In September New Power interviewed Derek Lickorish, chair of the Fuel Poverty Advisory Group. He said:
“If we are not careful we are seduced into the notion that this is all about the energy companies. That is very dangerous and suits the government. But who sets the framework? The government.
“Energy companies’ other failure is not pressing government about the strategic issues that are facing the industry. If we don’t get capacity built, and soon, constraints will really drive volatility. The fact that they have been unable to get government to resolve things like the capacity market and contracts for differences – this is serious.
“We have got ourselves in a very tight spot the consequences of which are difficult to predict. But with even a modicum of economic understanding one knows that faced with a shortage of anything the price will go up. We will be faced with that unless we are going to not shut down plant at due time – and although on the one hand you can see the rationale for that, on the other it makes a mockery of regulation.

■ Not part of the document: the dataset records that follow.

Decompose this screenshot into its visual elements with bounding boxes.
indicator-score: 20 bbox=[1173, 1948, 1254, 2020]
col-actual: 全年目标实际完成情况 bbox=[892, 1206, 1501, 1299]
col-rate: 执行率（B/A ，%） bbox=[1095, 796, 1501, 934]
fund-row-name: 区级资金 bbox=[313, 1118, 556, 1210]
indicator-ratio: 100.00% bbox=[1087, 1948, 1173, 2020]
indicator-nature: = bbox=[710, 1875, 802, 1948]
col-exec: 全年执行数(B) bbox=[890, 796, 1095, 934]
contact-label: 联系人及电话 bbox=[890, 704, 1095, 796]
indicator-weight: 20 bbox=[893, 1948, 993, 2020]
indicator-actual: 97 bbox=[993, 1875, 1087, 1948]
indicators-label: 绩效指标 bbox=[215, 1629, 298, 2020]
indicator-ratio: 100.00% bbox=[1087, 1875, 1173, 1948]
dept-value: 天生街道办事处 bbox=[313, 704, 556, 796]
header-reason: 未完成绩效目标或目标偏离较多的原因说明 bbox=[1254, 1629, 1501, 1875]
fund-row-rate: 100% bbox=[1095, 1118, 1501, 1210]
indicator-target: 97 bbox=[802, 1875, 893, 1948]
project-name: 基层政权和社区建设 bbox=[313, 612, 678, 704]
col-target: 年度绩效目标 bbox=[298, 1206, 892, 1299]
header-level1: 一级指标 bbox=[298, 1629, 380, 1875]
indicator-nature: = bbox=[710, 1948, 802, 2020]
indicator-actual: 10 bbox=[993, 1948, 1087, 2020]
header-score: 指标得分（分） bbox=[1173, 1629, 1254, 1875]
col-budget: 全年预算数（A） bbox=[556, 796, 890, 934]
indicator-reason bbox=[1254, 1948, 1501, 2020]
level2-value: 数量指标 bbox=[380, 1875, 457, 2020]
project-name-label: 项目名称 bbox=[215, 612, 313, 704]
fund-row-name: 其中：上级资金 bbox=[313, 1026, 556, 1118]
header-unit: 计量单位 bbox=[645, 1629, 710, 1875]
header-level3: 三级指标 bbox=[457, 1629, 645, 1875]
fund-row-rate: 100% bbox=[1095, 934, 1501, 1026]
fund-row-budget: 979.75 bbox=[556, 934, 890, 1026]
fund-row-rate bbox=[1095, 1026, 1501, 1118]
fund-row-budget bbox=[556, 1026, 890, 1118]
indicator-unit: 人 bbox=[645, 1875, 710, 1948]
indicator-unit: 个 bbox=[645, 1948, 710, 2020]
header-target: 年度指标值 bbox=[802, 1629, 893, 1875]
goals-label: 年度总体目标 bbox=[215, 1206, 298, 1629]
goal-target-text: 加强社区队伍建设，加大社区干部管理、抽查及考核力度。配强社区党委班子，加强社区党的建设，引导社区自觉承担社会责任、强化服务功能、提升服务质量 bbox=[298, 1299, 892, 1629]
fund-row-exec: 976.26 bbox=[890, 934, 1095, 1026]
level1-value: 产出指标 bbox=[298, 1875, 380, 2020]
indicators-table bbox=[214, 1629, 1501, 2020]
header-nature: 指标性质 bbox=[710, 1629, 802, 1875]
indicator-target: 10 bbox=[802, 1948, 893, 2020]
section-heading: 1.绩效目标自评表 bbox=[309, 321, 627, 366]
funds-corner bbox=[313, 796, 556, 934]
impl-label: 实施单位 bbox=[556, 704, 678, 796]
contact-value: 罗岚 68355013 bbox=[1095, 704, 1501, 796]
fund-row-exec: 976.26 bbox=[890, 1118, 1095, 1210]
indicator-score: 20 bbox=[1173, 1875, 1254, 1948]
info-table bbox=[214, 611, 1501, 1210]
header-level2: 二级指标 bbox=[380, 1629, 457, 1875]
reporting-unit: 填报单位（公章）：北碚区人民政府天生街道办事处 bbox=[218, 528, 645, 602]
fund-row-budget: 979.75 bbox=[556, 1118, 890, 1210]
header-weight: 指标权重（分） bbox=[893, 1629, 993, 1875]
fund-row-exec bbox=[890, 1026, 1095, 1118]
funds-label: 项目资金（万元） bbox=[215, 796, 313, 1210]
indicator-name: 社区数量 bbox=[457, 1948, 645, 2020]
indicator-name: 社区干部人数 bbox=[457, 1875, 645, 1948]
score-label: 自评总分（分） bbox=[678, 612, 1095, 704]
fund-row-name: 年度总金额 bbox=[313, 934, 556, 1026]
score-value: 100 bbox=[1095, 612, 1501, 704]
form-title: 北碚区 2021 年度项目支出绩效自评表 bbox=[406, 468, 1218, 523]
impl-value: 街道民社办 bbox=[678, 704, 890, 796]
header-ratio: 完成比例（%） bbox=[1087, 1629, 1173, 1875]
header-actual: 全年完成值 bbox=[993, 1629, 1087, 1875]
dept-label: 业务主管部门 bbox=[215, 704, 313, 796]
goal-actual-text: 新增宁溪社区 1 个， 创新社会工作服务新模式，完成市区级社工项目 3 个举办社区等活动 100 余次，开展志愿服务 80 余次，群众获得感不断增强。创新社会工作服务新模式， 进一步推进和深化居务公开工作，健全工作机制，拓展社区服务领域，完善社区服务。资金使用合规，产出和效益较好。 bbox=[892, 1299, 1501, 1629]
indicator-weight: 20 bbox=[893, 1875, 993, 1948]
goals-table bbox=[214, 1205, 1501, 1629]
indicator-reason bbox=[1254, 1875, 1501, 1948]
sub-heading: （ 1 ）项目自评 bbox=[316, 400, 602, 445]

It creates a clear case of regulatory uncertainty.”
… “When we give subsidy off bills it is effectively legitimising the waste of energy. It’s a sticking plaster and it does nothing about the long term issue.
“I believe the sacred cow of the winter fuel payment needs a serious look. It’s £2.1 billion. There is no doubt that when it was originally conceived it was perceived as a pensions supplement rather than a fuel subsidy, so we mustn’t lose sight of that. But equally there are an awful lot of people getting it who don’t need it.
“I would like to see this benefit redistributed by being properly ring-fenced and invested in the type of measures we are talking about. If you were to couple that with even 10% of oil and gas revenues that would have a great impact.”